Relations franco-africaines : A rupture, rupture et demie
Relations franco-africaines
A rupture, rupture et demie
Après l’élection de Nicolas Sarkozy le 6 mai dernier, comme 6e président de la Ve République française, l’on se demandait qui serait le premier chef d’Etat africain, notamment du pré carré, à aller rendre visite à son homologue frais émoulu. C'est bien connu, ces princes qui nous gouvernent sont, en effet, toujours pressés d’aller sur les bords de la Seine boire l’eau de l’étranger quand un nouveau locataire s’installe à l’Elysée. Dans cette course de vitesse édition 2007, c’est finalement Ellen Johnson Sirleaf qui sera arrivée la première, rue du Faubourg Saint Honoré. Pour une surprise, c’en était plutôt une. Car le Liberia, ce n’est pas vraiment la Françafrique, et c’est sans doute aussi pour cela que cette visite était hautement symbolique. Mais, raison plus importante, Ellen Sirleaf est la première femme élue chef d’Etat en Afrique ; ensuite, elle a fait de la bonne gouvernance et de la lutte contre la corruption ses chevaux de bataille, ce qui ne doit pas déplaire à Nicolas Sarkozy, qui a promis d’épousseter les relations franco-africaines, quasi mafieuses. Et cerise sur le gâteau, cette ancienne fonctionnaire internationale, une libérale convaincue, a, pour le moins, des atomes crochus avec le nouveau champion de la droite française, lequel est, comme chacun le sait, l’ami des grands patrons du CAC 40.

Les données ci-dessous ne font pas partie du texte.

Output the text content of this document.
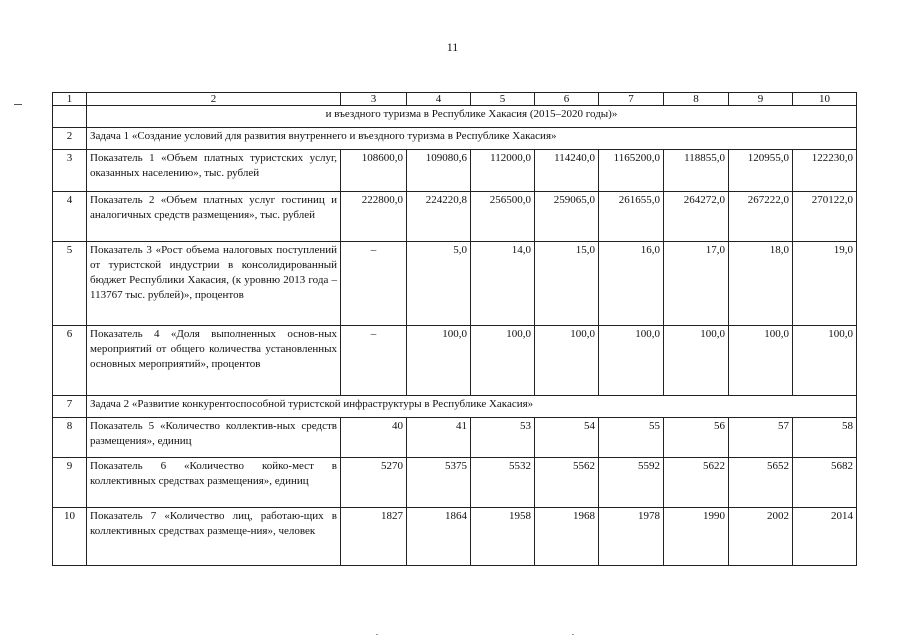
11
1	2	3	4	5	6	7	8	9	10
	и въездного туризма в Республике Хакасия (2015–2020 годы)»								
2	Задача 1 «Создание условий для развития внутреннего и въездного туризма в Республике Хакасия»								
3	Показатель 1 «Объем платных туристских услуг, оказанных населению», тыс. рублей	108600,0	109080,6	112000,0	114240,0	1165200,0	118855,0	120955,0	122230,0
4	Показатель 2 «Объем платных услуг гостиниц и аналогичных средств размещения», тыс. рублей	222800,0	224220,8	256500,0	259065,0	261655,0	264272,0	267222,0	270122,0
5	Показатель 3 «Рост объема налоговых поступлений от туристской индустрии в консолидированный бюджет Республики Хакасия, (к уровню 2013 года – 113767 тыс. рублей)», процентов	–	5,0	14,0	15,0	16,0	17,0	18,0	19,0
6	Показатель 4 «Доля выполненных основ-ных мероприятий от общего количества установленных основных мероприятий», процентов	–	100,0	100,0	100,0	100,0	100,0	100,0	100,0
7	Задача 2 «Развитие конкурентоспособной туристской инфраструктуры в Республике Хакасия»								
8	Показатель 5 «Количество коллектив-ных средств размещения», единиц	40	41	53	54	55	56	57	58
9	Показатель 6 «Количество койко-мест в коллективных средствах размещения», единиц	5270	5375	5532	5562	5592	5622	5652	5682
10	Показатель 7 «Количество лиц, работаю-щих в коллективных средствах размеще-ния», человек	1827	1864	1958	1968	1978	1990	2002	2014
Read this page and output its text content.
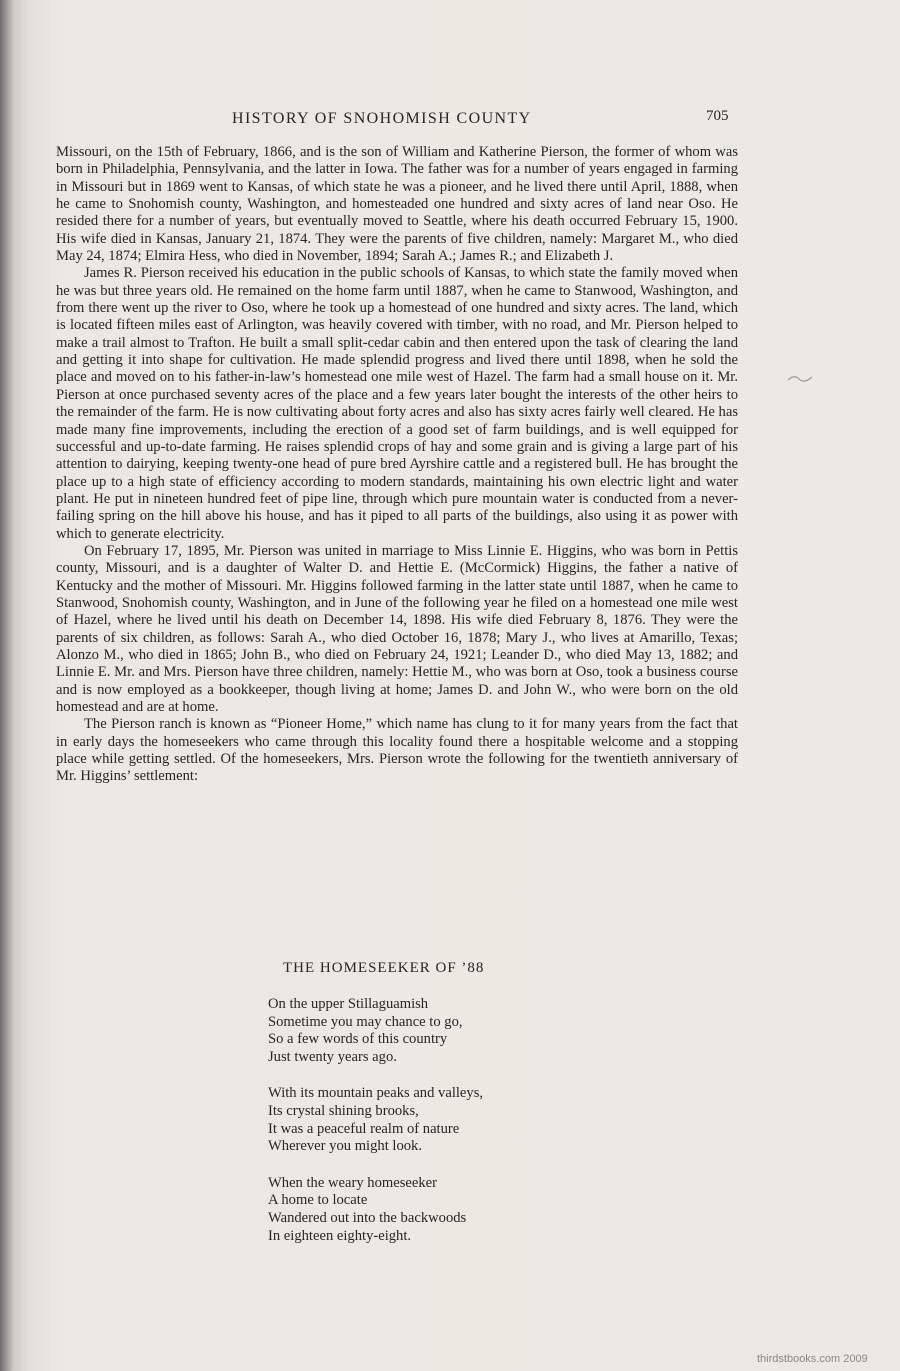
HISTORY OF SNOHOMISH COUNTY	705

Missouri, on the 15th of February, 1866, and is the son of William and Katherine Pierson, the former of whom was born in Philadelphia, Pennsylvania, and the latter in Iowa. The father was for a number of years engaged in farming in Missouri but in 1869 went to Kansas, of which state he was a pioneer, and he lived there until April, 1888, when he came to Snohomish county, Washington, and homesteaded one hundred and sixty acres of land near Oso. He resided there for a number of years, but eventually moved to Seattle, where his death occurred February 15, 1900. His wife died in Kansas, January 21, 1874. They were the parents of five children, namely: Margaret M., who died May 24, 1874; Elmira Hess, who died in November, 1894; Sarah A.; James R.; and Elizabeth J.

James R. Pierson received his education in the public schools of Kansas, to which state the family moved when he was but three years old. He remained on the home farm until 1887, when he came to Stanwood, Washington, and from there went up the river to Oso, where he took up a homestead of one hundred and sixty acres. The land, which is located fifteen miles east of Arlington, was heavily covered with timber, with no road, and Mr. Pierson helped to make a trail almost to Trafton. He built a small split-cedar cabin and then entered upon the task of clearing the land and getting it into shape for cultivation. He made splendid progress and lived there until 1898, when he sold the place and moved on to his father-in-law’s homestead one mile west of Hazel. The farm had a small house on it. Mr. Pierson at once purchased seventy acres of the place and a few years later bought the interests of the other heirs to the remainder of the farm. He is now cultivating about forty acres and also has sixty acres fairly well cleared. He has made many fine improvements, including the erection of a good set of farm buildings, and is well equipped for successful and up-to-date farming. He raises splendid crops of hay and some grain and is giving a large part of his attention to dairying, keeping twenty-one head of pure bred Ayrshire cattle and a registered bull. He has brought the place up to a high state of efficiency according to modern standards, maintaining his own electric light and water plant. He put in nineteen hundred feet of pipe line, through which pure mountain water is conducted from a never-failing spring on the hill above his house, and has it piped to all parts of the buildings, also using it as power with which to generate electricity.

On February 17, 1895, Mr. Pierson was united in marriage to Miss Linnie E. Higgins, who was born in Pettis county, Missouri, and is a daughter of Walter D. and Hettie E. (McCormick) Higgins, the father a native of Kentucky and the mother of Missouri. Mr. Higgins followed farming in the latter state until 1887, when he came to Stanwood, Snohomish county, Washington, and in June of the following year he filed on a homestead one mile west of Hazel, where he lived until his death on December 14, 1898. His wife died February 8, 1876. They were the parents of six children, as follows: Sarah A., who died October 16, 1878; Mary J., who lives at Amarillo, Texas; Alonzo M., who died in 1865; John B., who died on February 24, 1921; Leander D., who died May 13, 1882; and Linnie E. Mr. and Mrs. Pierson have three children, namely: Hettie M., who was born at Oso, took a business course and is now employed as a bookkeeper, though living at home; James D. and John W., who were born on the old homestead and are at home.

The Pierson ranch is known as “Pioneer Home,” which name has clung to it for many years from the fact that in early days the homeseekers who came through this locality found there a hospitable welcome and a stopping place while getting settled. Of the homeseekers, Mrs. Pierson wrote the following for the twentieth anniversary of Mr. Higgins’ settlement:

THE HOMESEEKER OF ’88
On the upper Stillaguamish
Sometime you may chance to go,
So a few words of this country
Just twenty years ago.
With its mountain peaks and valleys,
Its crystal shining brooks,
It was a peaceful realm of nature
Wherever you might look.
When the weary homeseeker
A home to locate
Wandered out into the backwoods
In eighteen eighty-eight.
thirdstbooks.com 2009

Tout ce qu’il y a de présentable donc aux yeux des nouveaux maîtres de l’Hexagone, qui ont pour ainsi dire rabattu la vieille dame de 68 ans pour qu’elle fasse l’escale de Paris. Car, c’est d’Allemagne où elle séjournait que la présidente libérienne a fait le crochet hexagonal, qui n'était pas dans son agenda initial. Ce faisant, elle a presque coupé l’herbe sous les pieds à Omar Bongo Ondimba qui, en sa qualité de doyen des chefs d’Etat africains, était attendu le lendemain, et caressait, qui sait, le secret espoir d’ouvrir la liste présidentielle des invités de Sarkozy. Il se défend certes de s’adonner à une querelle de préséance du genre «c’est moi qui devais être le premier», mais on n’est pas obligé de le croire.

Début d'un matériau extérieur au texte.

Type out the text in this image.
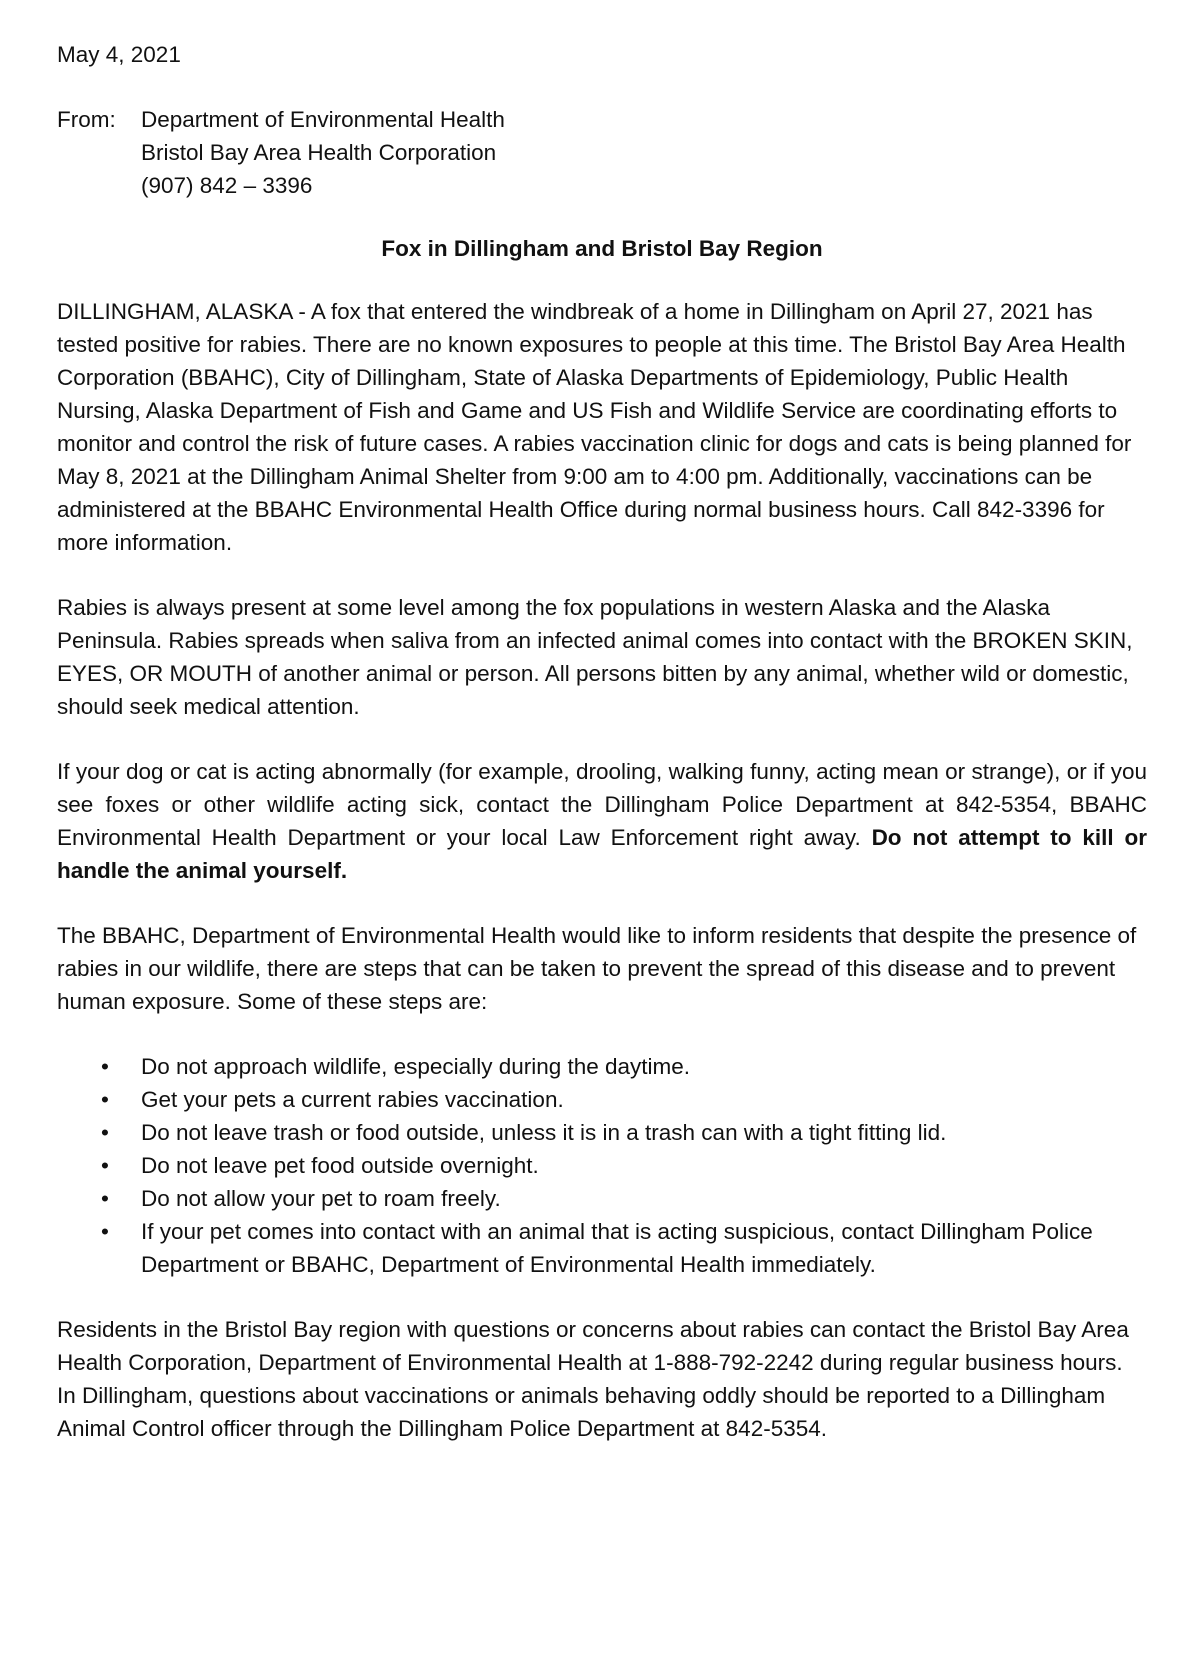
May 4, 2021
From:	Department of Environmental Health
Bristol Bay Area Health Corporation
(907) 842 – 3396
Fox in Dillingham and Bristol Bay Region

DILLINGHAM, ALASKA - A fox that entered the windbreak of a home in Dillingham on April 27, 2021 has tested positive for rabies. There are no known exposures to people at this time. The Bristol Bay Area Health Corporation (BBAHC), City of Dillingham, State of Alaska Departments of Epidemiology, Public Health Nursing, Alaska Department of Fish and Game and US Fish and Wildlife Service are coordinating efforts to monitor and control the risk of future cases. A rabies vaccination clinic for dogs and cats is being planned for May 8, 2021 at the Dillingham Animal Shelter from 9:00 am to 4:00 pm. Additionally, vaccinations can be administered at the BBAHC Environmental Health Office during normal business hours. Call 842-3396 for more information.

Rabies is always present at some level among the fox populations in western Alaska and the Alaska Peninsula. Rabies spreads when saliva from an infected animal comes into contact with the BROKEN SKIN, EYES, OR MOUTH of another animal or person. All persons bitten by any animal, whether wild or domestic, should seek medical attention.

If your dog or cat is acting abnormally (for example, drooling, walking funny, acting mean or strange), or if you see foxes or other wildlife acting sick, contact the Dillingham Police Department at 842-5354, BBAHC Environmental Health Department or your local Law Enforcement right away. Do not attempt to kill or handle the animal yourself.

The BBAHC, Department of Environmental Health would like to inform residents that despite the presence of rabies in our wildlife, there are steps that can be taken to prevent the spread of this disease and to prevent human exposure. Some of these steps are:

• Do not approach wildlife, especially during the daytime.
• Get your pets a current rabies vaccination.
• Do not leave trash or food outside, unless it is in a trash can with a tight fitting lid.
• Do not leave pet food outside overnight.
• Do not allow your pet to roam freely.
• If your pet comes into contact with an animal that is acting suspicious, contact Dillingham Police Department or BBAHC, Department of Environmental Health immediately.

Residents in the Bristol Bay region with questions or concerns about rabies can contact the Bristol Bay Area Health Corporation, Department of Environmental Health at 1-888-792-2242 during regular business hours. In Dillingham, questions about vaccinations or animals behaving oddly should be reported to a Dillingham Animal Control officer through the Dillingham Police Department at 842-5354.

A bien y réfléchir d’ailleurs, on peut se demander si, en recevant, la veille, Ellen Johnson Sirleaf, l’Elysée ne s’est pas arrangée pour que l’hôte du palais de bord de mer ne soit pas le premier à fouler le Sarkoland. Ç'aurait, en effet, fait mauvais genre pour ceux qui prônent la rupture et la redéfinition des relations franco-africaines, d’adouber ainsi celui qui, quoi qu’on dise, représente la vieille Afrique, celle des réseaux, celle du désir d’éternité au pouvoir (ça fait 40 ans qu’il est aux affaires), celle de la mauvaise gouvernance et du manque de transparence, etc. C’est peut-être pour cela que le dernier dinosaure de la faune politique africaine a dû se contenter d’une deuxième place pour venir faire allégeance au petit chef blanc. Même si, comme il l’a affirmé à sa sortie d’audience, Libreville devrait être, lors de sa première sortie africaine, l’une des escales de Sarkozy président.
A Rupture donc, rupture et demie, car la révolution sarkozyenne a des limites objectives dans cette Afrique où ses petits amis milliardaires (Bolloré, Bouygue…) et de grands groupes français, comme Total, sont particulièrement présents et réalisent quelquefois jusqu’à 20 % de leur chiffre d’affaires. Et ça, ça peut assagir même le plus agité des présidents et mettre un bémol à la révolution diplomatique qu'il prétend vouloir mener dans le berceau de l'humanité.